Neural Machine Translation models vary in terms of their exact architectures. A natural choice for sequential data is the recurrent neural network (RNN), used by most NMT models. Usually an RNN is used for both the encoder and decoder. The RNN models, however, differ in terms of: (a) directionality – unidirectional or bidirectional; (b) depth – single- or multi-layer; and (c) type – often either a vanilla RNN, a Long Short-term Memory (LSTM), or a gated recurrent unit (GRU). Bidirectionality on the encoder side generally gives better performance (with some degradation in speed as more layers are used).

Project structure and content

Steps:

  • Preprocess - Convert text to sequence of integers. A pipeline to feed the models is first elaborated.
  • Models - Create models which accepts a sequence of integers as input and returns a probability distribution over possible translations
  • Prediction - Run the model on English text to return French translation.

Various networks are tested to assess performance.

  • Simple LSTM cell with or without embedding layer
  • Bidirectional LSTM with or without embedding layer
  • Various Encoder-Decoder models: LSTM or GRU, unidirectional or bidirectional, various depth.

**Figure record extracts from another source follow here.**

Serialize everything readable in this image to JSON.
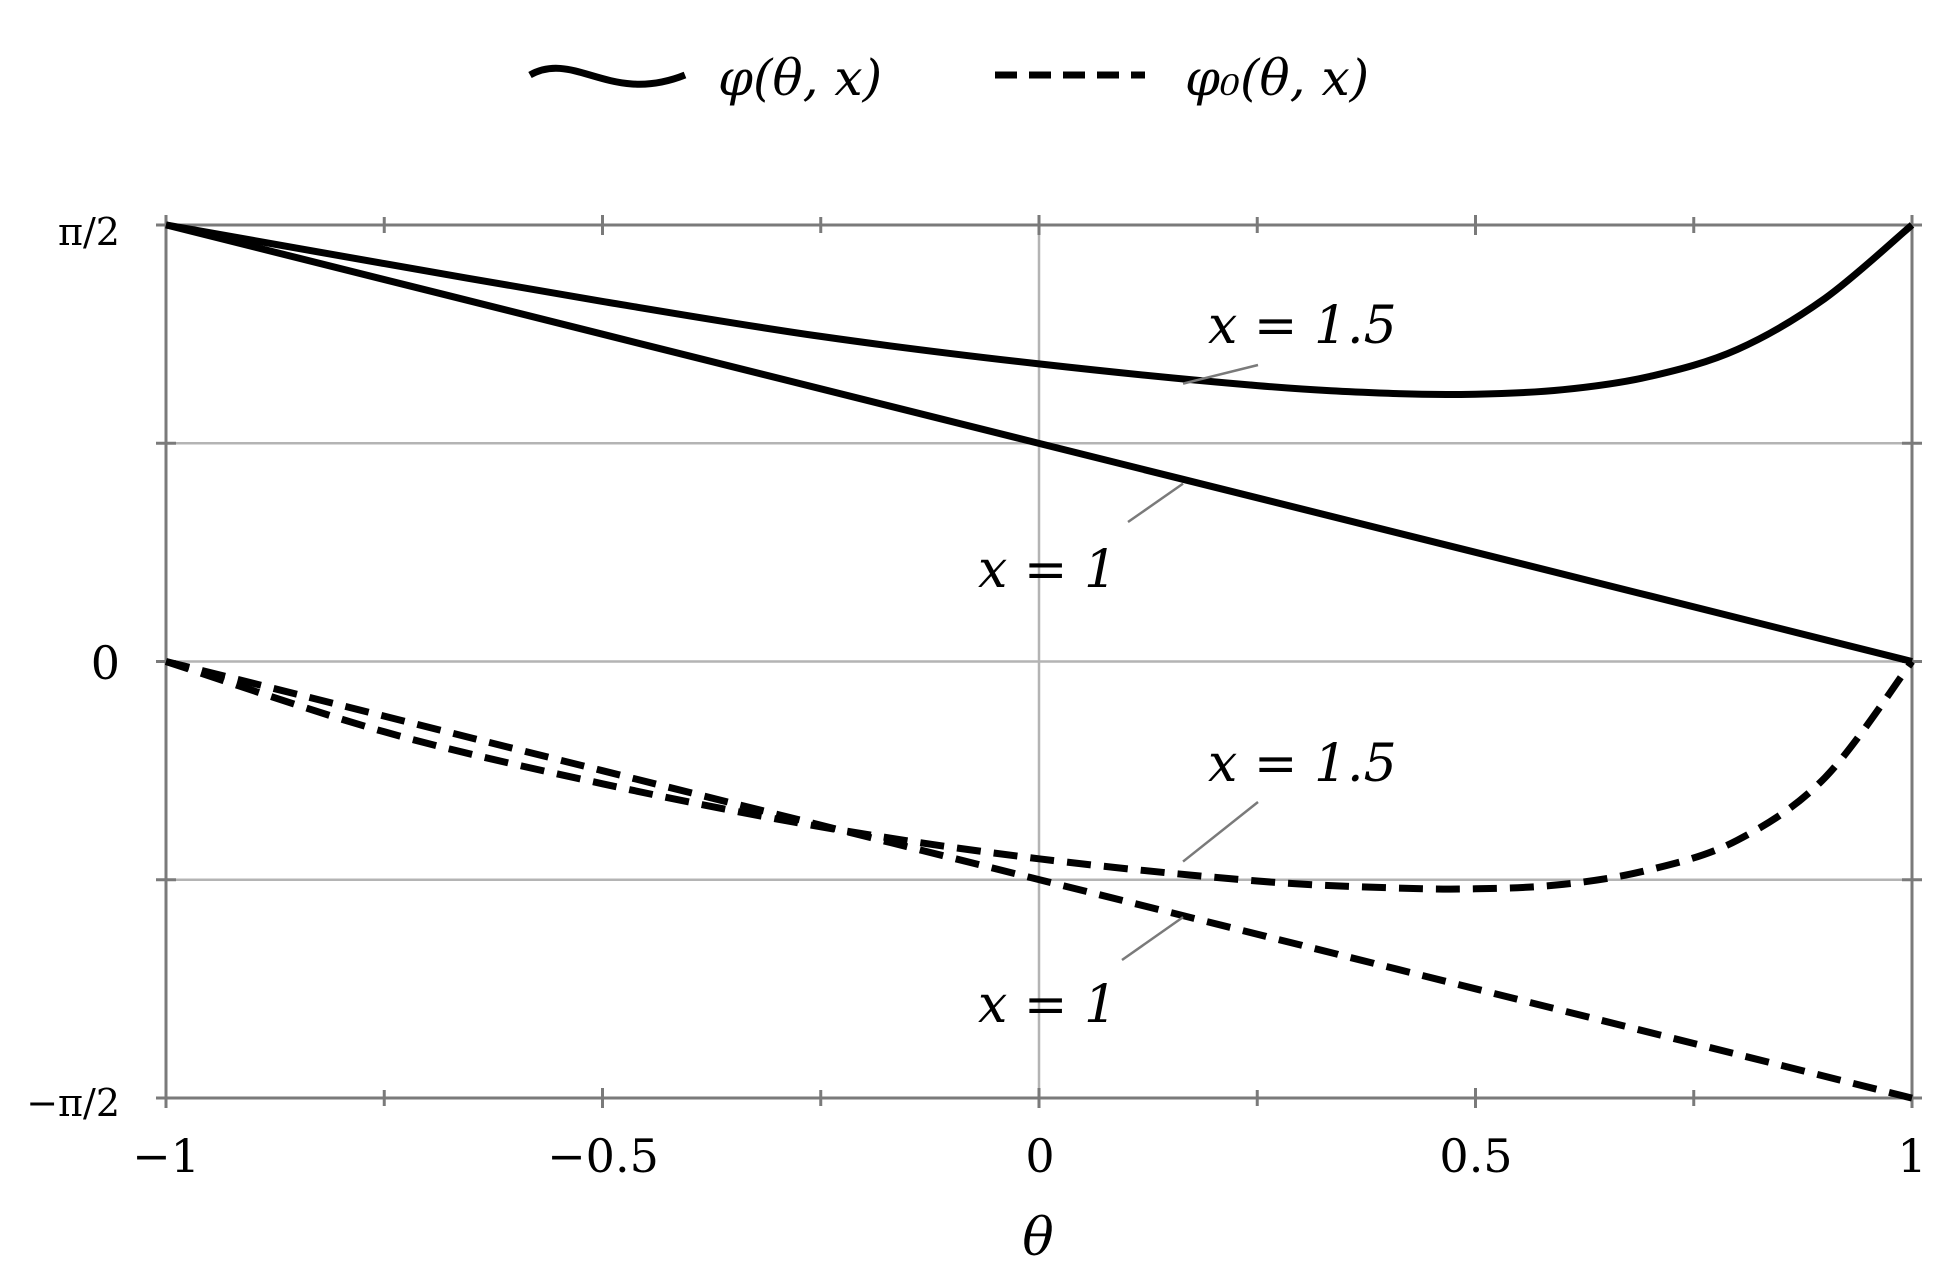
{
  "chart_data": {
    "type": "line",
    "title": "",
    "xlabel": "θ",
    "ylabel": "",
    "xlim": [
      -1,
      1
    ],
    "ylim": [
      -1.5708,
      1.5708
    ],
    "grid": true,
    "legend": {
      "placement": "top-center",
      "entries": [
        {
          "label": "φ(θ, x)",
          "style": "solid"
        },
        {
          "label": "φ₀(θ, x)",
          "style": "dashed"
        }
      ]
    },
    "x_ticks": [
      {
        "value": -1,
        "label": "−1"
      },
      {
        "value": -0.5,
        "label": "−0.5"
      },
      {
        "value": 0,
        "label": "0"
      },
      {
        "value": 0.5,
        "label": "0.5"
      },
      {
        "value": 1,
        "label": "1"
      }
    ],
    "y_ticks": [
      {
        "value": 1.5708,
        "label": "π/2"
      },
      {
        "value": 0,
        "label": "0"
      },
      {
        "value": -1.5708,
        "label": "−π/2"
      }
    ],
    "series": [
      {
        "legend_entry": "φ(θ, x)",
        "style": "solid",
        "annotation": "x = 1.5",
        "x": [
          -1,
          -0.75,
          -0.5,
          -0.25,
          0,
          0.25,
          0.4,
          0.5,
          0.6,
          0.7,
          0.8,
          0.9,
          1
        ],
        "y": [
          1.571,
          1.432,
          1.296,
          1.17,
          1.071,
          0.993,
          0.965,
          0.962,
          0.978,
          1.026,
          1.123,
          1.306,
          1.571
        ]
      },
      {
        "legend_entry": "φ(θ, x)",
        "style": "solid",
        "annotation": "x = 1",
        "x": [
          -1,
          -0.5,
          0,
          0.5,
          1
        ],
        "y": [
          1.571,
          1.178,
          0.785,
          0.393,
          0
        ]
      },
      {
        "legend_entry": "φ₀(θ, x)",
        "style": "dashed",
        "annotation": "x = 1.5",
        "x": [
          -1,
          -0.75,
          -0.5,
          -0.25,
          0,
          0.25,
          0.4,
          0.5,
          0.6,
          0.7,
          0.8,
          0.9,
          1
        ],
        "y": [
          0,
          -0.253,
          -0.44,
          -0.595,
          -0.71,
          -0.79,
          -0.814,
          -0.818,
          -0.802,
          -0.749,
          -0.643,
          -0.419,
          0
        ]
      },
      {
        "legend_entry": "φ₀(θ, x)",
        "style": "dashed",
        "annotation": "x = 1",
        "x": [
          -1,
          -0.5,
          0,
          0.5,
          1
        ],
        "y": [
          0,
          -0.393,
          -0.785,
          -1.178,
          -1.571
        ]
      }
    ]
  }
}
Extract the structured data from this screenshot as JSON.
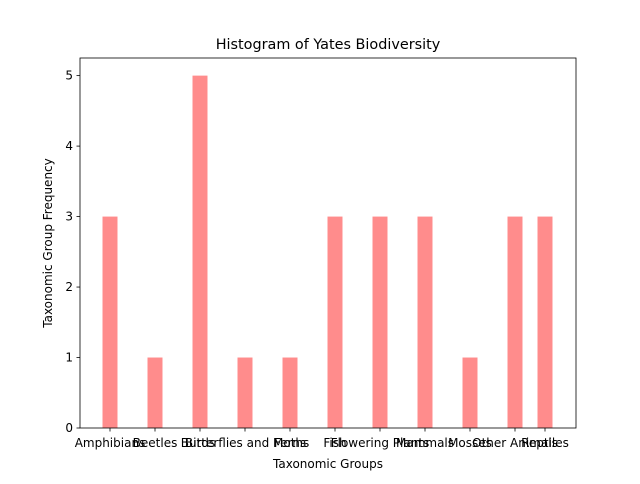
{
  "chart_data": {
    "type": "bar",
    "title": "Histogram of Yates Biodiversity",
    "xlabel": "Taxonomic Groups",
    "ylabel": "Taxonomic Group Frequency",
    "categories": [
      "Amphibians",
      "Beetles",
      "Birds",
      "Butterflies and Moths",
      "Ferns",
      "Fish",
      "Flowering Plants",
      "Mammals",
      "Mosses",
      "Other Animals",
      "Reptiles"
    ],
    "values": [
      3,
      1,
      5,
      1,
      1,
      3,
      3,
      3,
      1,
      3,
      3
    ],
    "ylim": [
      0,
      5.25
    ],
    "yticks": [
      0,
      1,
      2,
      3,
      4,
      5
    ],
    "grid": false,
    "legend": "none",
    "colors": {
      "bar": "#ff8c8c",
      "axis": "#000000",
      "background": "#ffffff"
    }
  }
}
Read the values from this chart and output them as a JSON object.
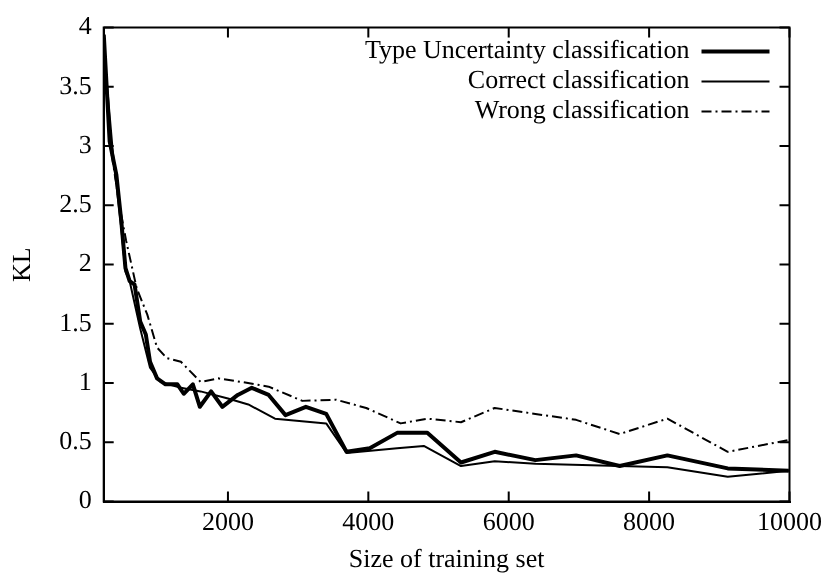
{
  "chart_data": {
    "type": "line",
    "xlabel": "Size of training set",
    "ylabel": "KL",
    "xlim": [
      230,
      10000
    ],
    "xticks": [
      2000,
      4000,
      6000,
      8000,
      10000
    ],
    "ylim": [
      0,
      4
    ],
    "yticks": [
      0,
      0.5,
      1,
      1.5,
      2,
      2.5,
      3,
      3.5,
      4
    ],
    "grid": false,
    "legend": "top right",
    "marker": "none",
    "series": [
      {
        "name": "Type Uncertainty classification",
        "color": "#000000",
        "line_style": "solid",
        "x": [
          231,
          315,
          410,
          480,
          540,
          600,
          670,
          750,
          830,
          890,
          990,
          1110,
          1280,
          1370,
          1500,
          1600,
          1760,
          1920,
          2140,
          2340,
          2580,
          2820,
          3110,
          3400,
          3690,
          4020,
          4410,
          4840,
          5320,
          5800,
          6380,
          6960,
          7580,
          8260,
          9120,
          9990
        ],
        "values": [
          3.94,
          3.04,
          2.76,
          2.37,
          1.97,
          1.86,
          1.83,
          1.52,
          1.41,
          1.18,
          1.04,
          0.99,
          0.99,
          0.91,
          0.99,
          0.8,
          0.93,
          0.8,
          0.9,
          0.96,
          0.9,
          0.73,
          0.8,
          0.74,
          0.42,
          0.45,
          0.58,
          0.58,
          0.33,
          0.42,
          0.35,
          0.39,
          0.3,
          0.39,
          0.28,
          0.26
        ]
      },
      {
        "name": "Correct classification",
        "color": "#000000",
        "line_style": "solid",
        "x": [
          231,
          363,
          480,
          540,
          600,
          750,
          890,
          1040,
          1330,
          1610,
          2000,
          2290,
          2670,
          3400,
          3690,
          4410,
          4790,
          5320,
          5800,
          6380,
          7580,
          8260,
          9120,
          9990
        ],
        "values": [
          3.83,
          2.93,
          2.31,
          1.94,
          1.86,
          1.46,
          1.13,
          1.01,
          0.96,
          0.93,
          0.87,
          0.82,
          0.7,
          0.66,
          0.41,
          0.45,
          0.47,
          0.3,
          0.34,
          0.32,
          0.3,
          0.29,
          0.21,
          0.26
        ]
      },
      {
        "name": "Wrong classification",
        "color": "#000000",
        "line_style": "dashed",
        "x": [
          231,
          315,
          460,
          550,
          700,
          850,
          990,
          1130,
          1330,
          1610,
          1860,
          2190,
          2580,
          3060,
          3540,
          3970,
          4460,
          4840,
          5320,
          5800,
          6380,
          6960,
          7580,
          8260,
          9120,
          9990
        ],
        "values": [
          3.94,
          3.04,
          2.48,
          2.2,
          1.8,
          1.58,
          1.3,
          1.21,
          1.18,
          1.01,
          1.04,
          1.01,
          0.97,
          0.85,
          0.86,
          0.79,
          0.66,
          0.7,
          0.67,
          0.79,
          0.74,
          0.69,
          0.57,
          0.7,
          0.42,
          0.52
        ]
      }
    ]
  }
}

To further improvement performance, such network must be enriched with an attention based layer. The previously described model based on RNNs has a serious problem when working with long sequences because the information of the first tokens is lost or diluted as more tokens are processed. The context vector has been given the responsibility of encoding all of the information in a given source sentence into a vector of few hundred elements. It made it challenging for the models to deal with long sentences. Attention is an improvement to the model that allows the decoder to “pay attention” to different words in the input sequence as it outputs each word in the output sequence. The results show that having attention results in dramatically better performance than not having attention. In this manner, such network also called Neural Machine Translation model addresses the local translation problem in the traditional phrase-based approach: it can capture long-range dependencies in languages, e.g., gender agreements; syntax structures; etc., and produce much more fluent translations as demonstrated by Google Neural Machine Translation systems.

Also, greedy search when producing the next word can be replaced by Beam search algorithm which evaluate the most probable word sequences generated by the model and finally retain the one closest to the expected output (highest overall similarity). This allows to optimize the output taking the whole sequence into account and not just optimize locally (word by word).